One thing for sure, there's no right mouse button. I often hide
test-functions on the right mouse button, so even on an installed kiosk, I
can bring a mouse in and access the test-functions that way. Another thing
to keep in mind - With a mouse, you can't jump from point A to point B
instantly, you have to move from one to the other. This is not true of a
touch-screen. Depending on what you're working on, this can necesitate
certain design changes. Most of the time, though, that doesn't matter.
(Mostly just for certain types of games.)
I have done a TON of work with touchscreens, and there are a lot of things to take into consideration. Many are mentioned above, but here are a few more thoughts...
- When designing, make sure the user's hand doesn't have to move over a part of the screen that they are reading when the action they need to take happens. I guess you have to choose to design for righties, but if they need to press a button and it is right above a text box with important information, then it will be covered by their hand.
- Make sure you understand the settings of the touch screen you are using. Some will have different modes in terms of what kind of response it will give when touched. Usually it can be set, but sometimes the modes emulate a click as soon as the screen is touched, others will register just a mouseDown and wait until the release for a mouseUp. Just make sure you know how it is going to work before starting. It could affect when you assign things to a mouseUp or Down, etc.

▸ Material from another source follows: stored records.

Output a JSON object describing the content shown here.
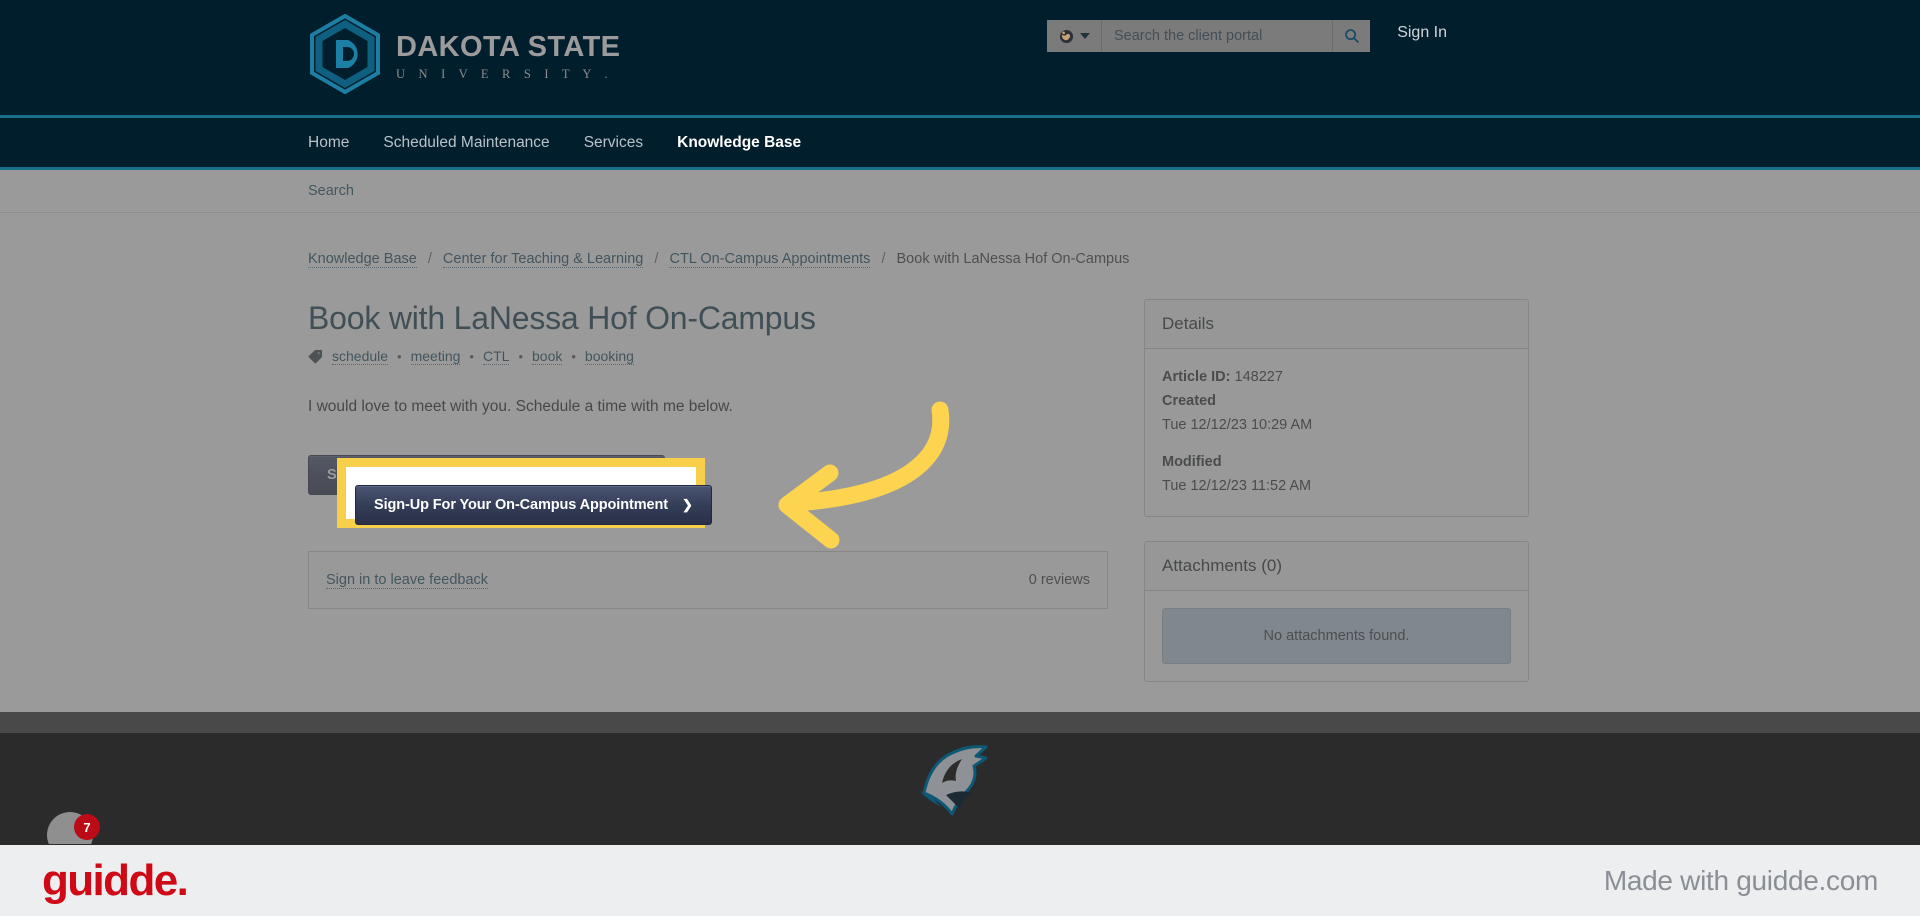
{
  "header": {
    "logo": {
      "mark": "dsu-hexagon-d-logo",
      "name": "DAKOTA STATE",
      "sub": "U N I V E R S I T Y ."
    },
    "search": {
      "scope_icon": "globe-icon",
      "placeholder": "Search the client portal",
      "value": "",
      "submit_icon": "search-icon"
    },
    "sign_in": "Sign In"
  },
  "nav": {
    "items": [
      {
        "label": "Home",
        "active": false
      },
      {
        "label": "Scheduled Maintenance",
        "active": false
      },
      {
        "label": "Services",
        "active": false
      },
      {
        "label": "Knowledge Base",
        "active": true
      }
    ]
  },
  "subnav": {
    "search_label": "Search"
  },
  "breadcrumb": {
    "links": [
      "Knowledge Base",
      "Center for Teaching & Learning",
      "CTL On-Campus Appointments"
    ],
    "current": "Book with LaNessa Hof On-Campus",
    "separator": "/"
  },
  "article": {
    "title": "Book with LaNessa Hof On-Campus",
    "tag_icon": "tag-icon",
    "tags": [
      "schedule",
      "meeting",
      "CTL",
      "book",
      "booking"
    ],
    "tag_separator": "•",
    "body": "I would love to meet with you. Schedule a time with me below.",
    "cta": {
      "label": "Sign-Up For Your On-Campus Appointment",
      "chevron": "❯"
    }
  },
  "feedback": {
    "sign_in_link": "Sign in to leave feedback",
    "reviews": "0 reviews"
  },
  "details_panel": {
    "title": "Details",
    "article_id_label": "Article ID:",
    "article_id": "148227",
    "created_label": "Created",
    "created_value": "Tue 12/12/23 10:29 AM",
    "modified_label": "Modified",
    "modified_value": "Tue 12/12/23 11:52 AM"
  },
  "attachments_panel": {
    "title": "Attachments (0)",
    "empty": "No attachments found."
  },
  "page_footer": {
    "mascot_icon": "trojan-helmet-mascot-icon"
  },
  "annotation": {
    "highlight_target": "Sign-Up For Your On-Campus Appointment",
    "arrow_icon": "curved-left-arrow-icon",
    "highlight_color": "#f8cf4a",
    "badge_count": "7"
  },
  "guidde_bar": {
    "logo": "guidde.",
    "made_with": "Made with guidde.com",
    "logo_color": "#cf0a16"
  }
}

- In terms of hiding the cursor, sometimes setting it to 200 works, but if you have videos or other media, sometimes the mouse pointer will appear on top of those not matter what. Often when a piece of touch screen software is installed, it will also install a set of cursor icons that are all invisible and assign a scheme to it in Windows. I use this method to hide the mouse a lot of the time just to avoid any problems.